Le Président IBK à Ouagadougou : « Le G5 Sahel est uni face au terrorisme »

L’attentat du 13 août 2017 au Café Restaurant Aziz Istanbul de Ouagadougou au Burkina Faso qui a fait 18 morts, semble donner un nouvel élan à l’opérationnalisation de la force du G5 Sahel. En déplacement dans  la capitale burkinabé, le Président Ibrahim Boubacar Kéïta  a souligné que le G5 Sahel est uni face au terrorisme.

S’unir pour vaincre ! C’est désormais le mot d’ordre des Chefs d’Etat des cinq pays du Sahel, à savoir Mauritanie, Tchad, Mali, Niger et Burkina Faso.

Au cours de sa visite, ce 15 août 2017 à Ouagadougou, le Président de la République du Mali et Président en exercice du G5 n’a pas manqué de  déclarer que les pays du Sahel sont unis pour faire face au terrorisme. «Le G5 Sahel est uni. Dans ces circonstances, nous ne baisserons pas les bras, on ne nous effraiera pas. Les assaillants ne réussiront pas à nous faire terrer dans nos maisons (…) Le G5 Sahel est uni face au terrorisme», a déclaré Ibrahim Boubacar Kéïta. C’est une volonté politique à laquelle plusieurs Chefs d’Etat adhèrent avec comme objectif, lutter contre le terrorisme dans toutes ses formes.

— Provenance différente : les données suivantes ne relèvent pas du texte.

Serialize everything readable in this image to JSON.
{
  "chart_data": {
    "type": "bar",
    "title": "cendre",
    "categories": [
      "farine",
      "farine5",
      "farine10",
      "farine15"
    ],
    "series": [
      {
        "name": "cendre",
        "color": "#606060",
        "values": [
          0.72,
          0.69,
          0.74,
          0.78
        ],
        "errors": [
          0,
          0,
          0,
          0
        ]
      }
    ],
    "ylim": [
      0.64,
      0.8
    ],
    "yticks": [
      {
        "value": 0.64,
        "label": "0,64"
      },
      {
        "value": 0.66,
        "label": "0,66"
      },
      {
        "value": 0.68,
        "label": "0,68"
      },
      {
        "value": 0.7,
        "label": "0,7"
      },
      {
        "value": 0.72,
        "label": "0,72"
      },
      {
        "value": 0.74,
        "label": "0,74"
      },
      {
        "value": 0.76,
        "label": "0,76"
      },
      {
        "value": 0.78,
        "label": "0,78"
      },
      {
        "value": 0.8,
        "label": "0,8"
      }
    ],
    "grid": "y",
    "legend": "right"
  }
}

C’est ainsi qu’Alpha Condé, Président de la République de Guinée et Président en exercice de l’Union Afrique a souligné : « Nous devons renforcer le soutien au Groupe des 5 du Sahel… De tels actes portent atteinte aux populations et à l’économie des pays».

Au lendemain de l’attentat, le Président français, Emmanuel Macron, a estimé qu’il y a urgence en ce qui concerne la mise en œuvre des décisions prises lors du sommet précédent du G5 Sahel tenu le 2 juillet 2017 à Bamako.  Il s’agit de la mise en place rapide de la force commune du Sahel, prête à combattre les groupes terroristes aux côtés de la force Barkhane et de celle de la Minusma. «La France demeurera engagée aux côtés des pays de la région pour poursuivre la lutte contre les groupes terroristes et accélérer la mise en place de la force du G5 Sahel », a ajouté Emmanuel Macron.

Il faut rappeler que sur les 450 millions d’euros jugés nécessaires pour l’opérationnalisation de cette force du G5 Sahel, qui pourrait mobiliser jusqu’à 5 000 hommes, seuls 50 millions ont été promis par les partenaires.